The principal first-act set is a scrofulous and untidy loft apartment. It has revolving bookcases, an engulfing sofa, a bottomless trunk, a disappearing desk chair, a walk-through refrigerator and, beyond these and other trickeries, three doors that function in what comes to seem an absurdly normal way.
It is an evening of delicious surprises which, not so surprisingly, has been playing to crowded houses. The manic comings and goings give the engaging cast of 11 the strength of dozens.
It would be hard to know whom to single out for special cheers, but Rupert, singing his own tunes (Colker did book and lyrics), is a tower of nervous intensity. Mara Getz as his girl belts out what is either rock-flavored blues or blues-flavored rock and Antonia Ellis is terrific as Rupert's leggy and lascivious agent.
But it is throughout a wholly ingratiating cast, with a verve that saves them from being overwhelmed by the set (no small accomplishment).
Like many show tunes with narrative burdens to carry, the songs did not seem instantly hummable but they work nicely in context, and with a second hearing, who knows?

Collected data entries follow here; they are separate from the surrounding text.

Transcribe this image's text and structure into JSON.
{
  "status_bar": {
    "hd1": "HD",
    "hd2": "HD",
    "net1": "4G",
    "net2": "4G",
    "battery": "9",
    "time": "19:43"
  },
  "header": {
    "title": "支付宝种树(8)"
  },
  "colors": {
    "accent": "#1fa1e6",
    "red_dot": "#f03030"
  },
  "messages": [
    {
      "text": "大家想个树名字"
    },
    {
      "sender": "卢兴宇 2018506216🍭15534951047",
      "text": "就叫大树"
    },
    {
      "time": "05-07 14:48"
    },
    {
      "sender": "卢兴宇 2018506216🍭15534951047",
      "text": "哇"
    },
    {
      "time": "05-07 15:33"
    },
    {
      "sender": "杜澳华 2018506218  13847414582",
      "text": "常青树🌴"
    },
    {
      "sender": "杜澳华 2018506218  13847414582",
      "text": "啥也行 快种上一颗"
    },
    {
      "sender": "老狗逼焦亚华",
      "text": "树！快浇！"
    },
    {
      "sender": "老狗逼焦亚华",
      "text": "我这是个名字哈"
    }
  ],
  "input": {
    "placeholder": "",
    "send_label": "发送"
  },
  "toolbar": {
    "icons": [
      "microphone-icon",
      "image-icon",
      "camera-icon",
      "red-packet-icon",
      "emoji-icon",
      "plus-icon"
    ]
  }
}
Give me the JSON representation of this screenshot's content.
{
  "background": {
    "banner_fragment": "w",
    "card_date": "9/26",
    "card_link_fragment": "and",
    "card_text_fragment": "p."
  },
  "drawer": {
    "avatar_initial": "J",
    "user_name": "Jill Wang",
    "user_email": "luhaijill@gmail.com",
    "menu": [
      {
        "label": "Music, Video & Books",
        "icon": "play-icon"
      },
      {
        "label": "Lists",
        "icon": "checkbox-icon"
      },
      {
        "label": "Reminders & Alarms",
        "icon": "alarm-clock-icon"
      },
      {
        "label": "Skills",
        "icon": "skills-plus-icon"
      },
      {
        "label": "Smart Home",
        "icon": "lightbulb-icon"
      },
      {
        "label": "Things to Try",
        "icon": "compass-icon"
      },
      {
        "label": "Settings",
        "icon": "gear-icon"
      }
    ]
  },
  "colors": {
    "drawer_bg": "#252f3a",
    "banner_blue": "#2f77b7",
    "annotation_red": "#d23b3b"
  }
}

The second act is not as bright with startlements as the first, and I thought the lovers' angst went on about a wail-and-a-half too long. Yet the second principal set, a modernistic mezzanine with curving staircases down each side like parentheses, has its own calmer ingenuities. It is painted a uniform flat and sandy beige, the better to receive a sequence of moodily appropriate photo projections.
The exit feeling is one of wonderful exhilaration at such a display of youthful energy, ingenuity and talent. Those sets can't be whistled, but they can be whistled at in deep admiration, along with gratitude at seeing that the theater has not begun to exhaust its bag of tricks.
"Mail," first scheduled to close Sunday night, has been extended to Jan. 2.